EXECUTIVE DIGEST OF THE BOARD PACKAGE
September 2006

8.

Informational Item – Consider New Terms for the Five FSN Notes:

Staff recommends adoption of the new terms of the five FSN notes as outlined in the August 2, 2006 letter from Rick Harp, CEO Farmers Bank & Capital Trust Co.

Refinancing of the FSN Notes are required in response to:

  1. Increasing FSN interest expense - $1.6 million more over 5 year budget than estimated last year.
  2. Increase of FPB payments to CERS Retirement System - $1.35 million to the Telecommunications Department over next five years.

Benefits of the New Terms:

  1. Allows for funds to be available for capital additions necessary for continued expansion of the Full Service Network.
  2. Reduces/delays the need for rate increases to fund growth.
  3. Decreases the ceiling on the FSN variable interest rate 1.25%, from 7.50% to 6.25%. This would equate to approximately $1.64m in the current 5-year budget.

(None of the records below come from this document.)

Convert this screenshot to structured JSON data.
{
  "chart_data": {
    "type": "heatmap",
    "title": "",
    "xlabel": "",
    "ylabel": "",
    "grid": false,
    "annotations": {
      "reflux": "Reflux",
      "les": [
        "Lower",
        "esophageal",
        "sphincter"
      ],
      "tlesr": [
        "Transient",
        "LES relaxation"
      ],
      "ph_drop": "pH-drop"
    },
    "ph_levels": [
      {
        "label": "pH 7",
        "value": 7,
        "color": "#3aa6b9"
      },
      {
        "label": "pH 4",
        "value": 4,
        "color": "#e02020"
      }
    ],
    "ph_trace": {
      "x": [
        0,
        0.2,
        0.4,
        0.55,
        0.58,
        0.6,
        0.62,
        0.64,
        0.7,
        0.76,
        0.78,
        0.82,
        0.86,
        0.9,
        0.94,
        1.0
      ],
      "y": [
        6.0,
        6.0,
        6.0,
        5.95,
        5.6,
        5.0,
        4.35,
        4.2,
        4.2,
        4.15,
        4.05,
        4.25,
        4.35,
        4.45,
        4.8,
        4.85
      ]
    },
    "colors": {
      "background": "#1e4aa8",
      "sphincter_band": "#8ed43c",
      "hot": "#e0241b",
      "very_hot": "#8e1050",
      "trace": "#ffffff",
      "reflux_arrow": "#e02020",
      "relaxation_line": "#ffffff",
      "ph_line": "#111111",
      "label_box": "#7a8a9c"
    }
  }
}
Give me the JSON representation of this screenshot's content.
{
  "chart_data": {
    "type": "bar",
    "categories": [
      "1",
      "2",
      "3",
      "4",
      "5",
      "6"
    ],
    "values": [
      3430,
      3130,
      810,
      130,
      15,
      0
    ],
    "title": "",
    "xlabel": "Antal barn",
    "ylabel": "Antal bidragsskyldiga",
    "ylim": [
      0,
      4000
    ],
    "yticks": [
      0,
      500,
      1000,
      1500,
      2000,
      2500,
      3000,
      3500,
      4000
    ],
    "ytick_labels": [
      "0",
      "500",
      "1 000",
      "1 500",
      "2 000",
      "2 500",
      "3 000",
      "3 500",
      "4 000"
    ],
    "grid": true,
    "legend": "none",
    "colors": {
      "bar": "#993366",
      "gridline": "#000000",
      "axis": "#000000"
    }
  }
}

Negatives of New FSN Terms:

  1. Extends pay-off of notes almost 6 years, resulting in additional interest expenditures.
  2. Additional legal fees will be incurred in order to refinance the five notes.
  3. Increases the floor on the FSN variable interest rate .50%, from 3.50% to 4.00%. This would equate to approximately $650,000 in the current 5-year budget.

The current 5 year budget was developed utilizing the new amortization schedule for principle payments on the FSN Notes.